= Domestication islands =

Domestication islands refers to regions within DNA that do not change despite gene flow between wild and domesticated species.

==Speciation islands==
In 2005, a study of genomic DNA within species of mosquitoes found that there were "speciation islands" of genes that remain differentiated despite considerable gene flow, and are therefore expected to contain the genes responsible for reproductive isolation between species. In the following years, there was criticism of this proposal and that there might be other explanations, including nucleotide diversity within species or reduced diversity. This debate continues.

==Domestication islands==
In 2007, a study of the genomic DNA differences of wild compared to domesticated species of beans found that there was a large fraction of the genome of the common bean that appears to have been subjected to the effects of selection during domestication. Domestication appears to have affected not only the target genes, but also a large portion of the genome around these genes. These "domestication islands" have probably experienced a higher level of isolation between the wild and the domesticated forms in comparison with the rest of the genome, probably because of linkage to the loci selected during domestication.

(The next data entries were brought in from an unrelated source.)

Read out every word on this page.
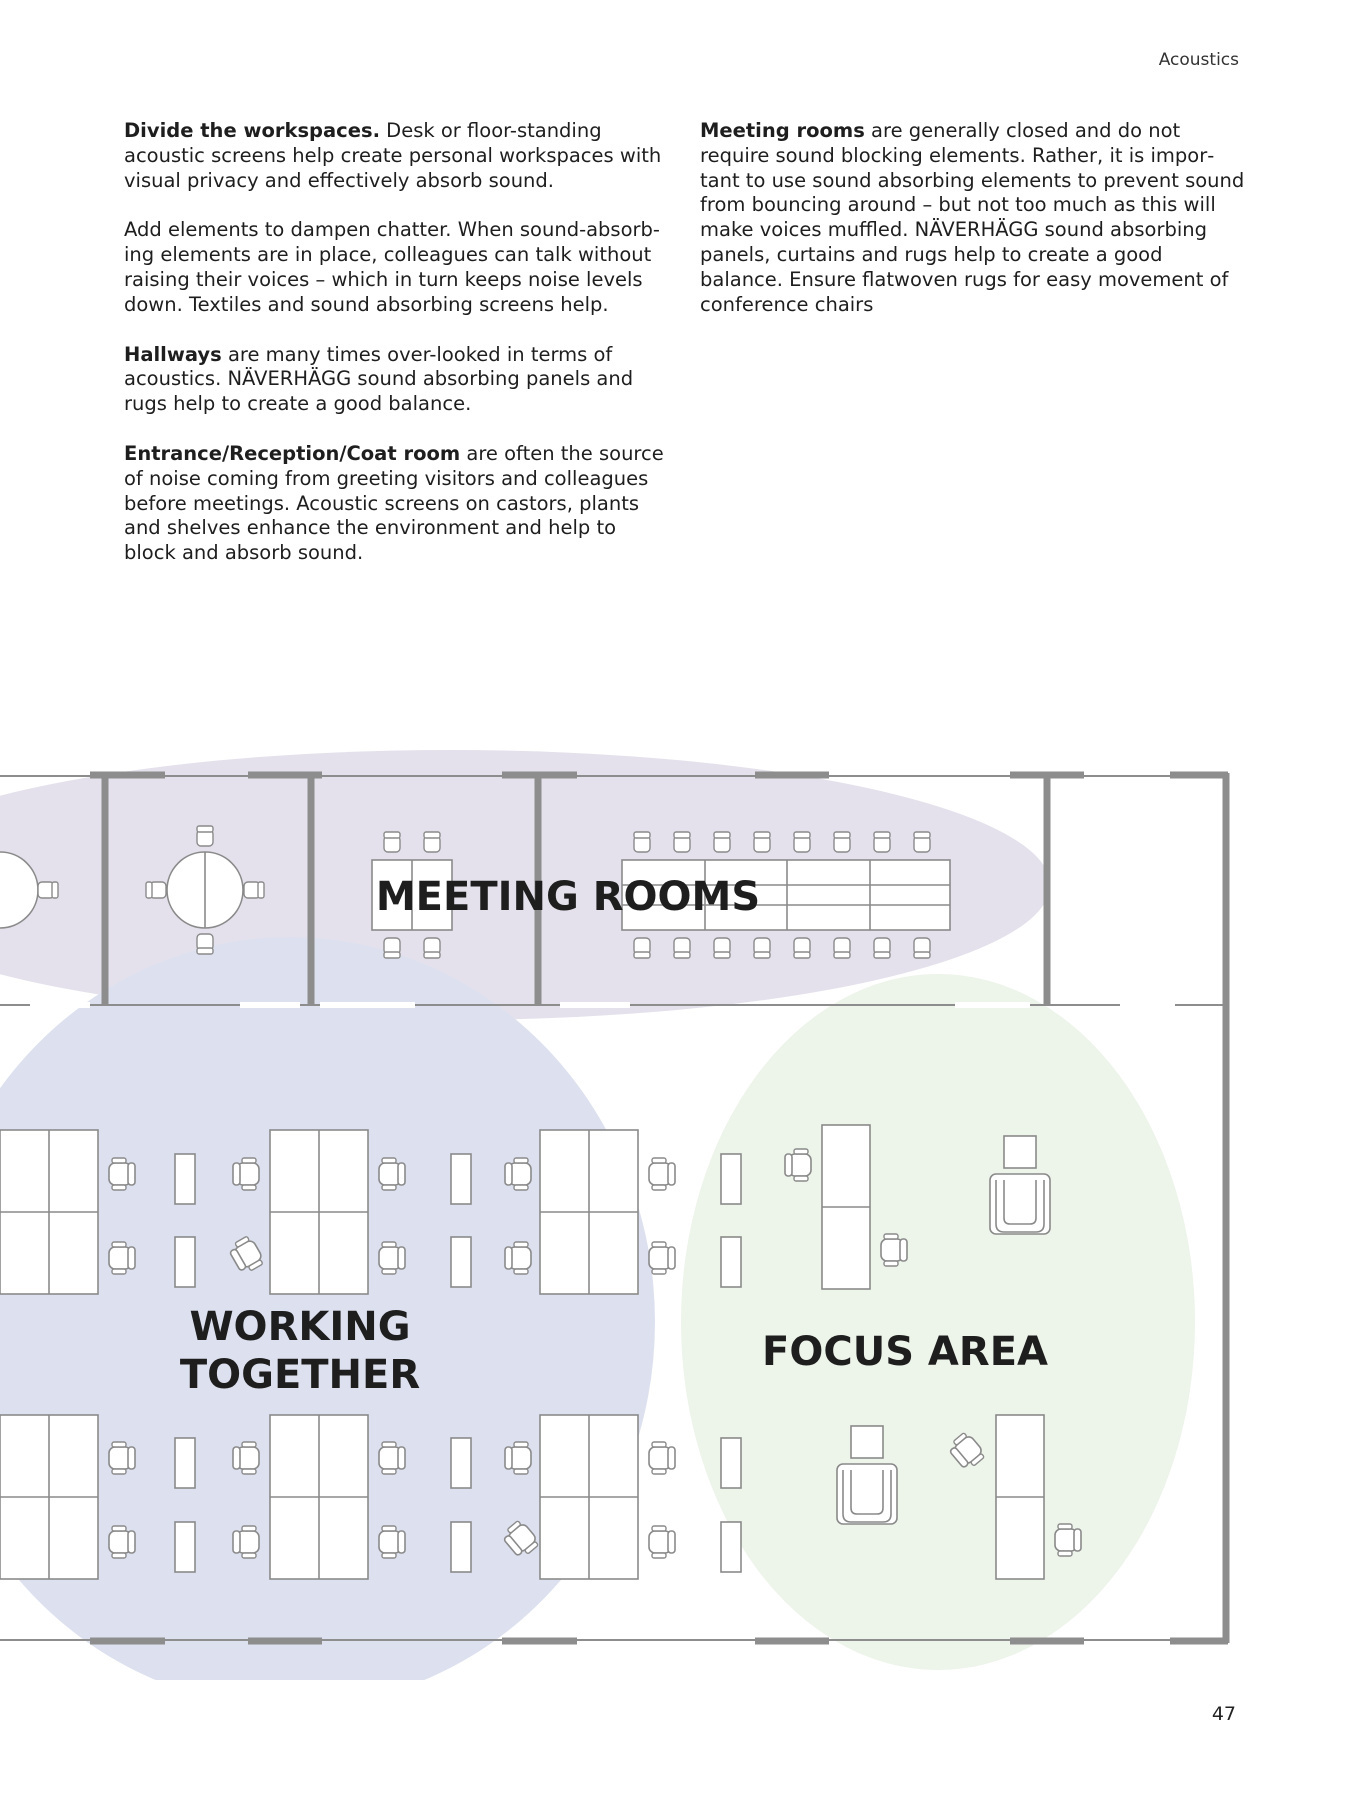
Acoustics

Divide the workspaces. Desk or floor-standing acoustic screens help create personal workspaces with visual privacy and effectively absorb sound.

Add elements to dampen chatter. When sound-absorbing elements are in place, colleagues can talk without raising their voices – which in turn keeps noise levels down. Textiles and sound absorbing screens help.

Hallways are many times over-looked in terms of acoustics. NÄVERHÄGG sound absorbing panels and rugs help to create a good balance.

Entrance/Reception/Coat room are often the source of noise coming from greeting visitors and colleagues before meetings. Acoustic screens on castors, plants and shelves enhance the environment and help to block and absorb sound.

Meeting rooms are generally closed and do not require sound blocking elements. Rather, it is important to use sound absorbing elements to prevent sound from bouncing around – but not too much as this will make voices muffled. NÄVERHÄGG sound absorbing panels, curtains and rugs help to create a good balance. Ensure flatwoven rugs for easy movement of conference chairs

MEETING ROOMS
WORKING
TOGETHER	FOCUS AREA
47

In 2015, a study looked at the genome sequences of pigs, and found that the assumption of reproductive isolation and strong domestication bottlenecks were incompatible with the data. The domestication process is believed to have begun through human intervention, involving a small number of individuals and relying on reproductive isolation between wild and domesticated forms. Although there has been genetic exchange between domestic and wild pigs, the genomes of domestic pigs show significant signs of selection at genetic loci influencing behavior and physical characteristics. The conclusion was that recurrent selection for domestic traits likely counteracted the homogenizing effect of gene flow from wild boars and created "islands of domestication" in the genome.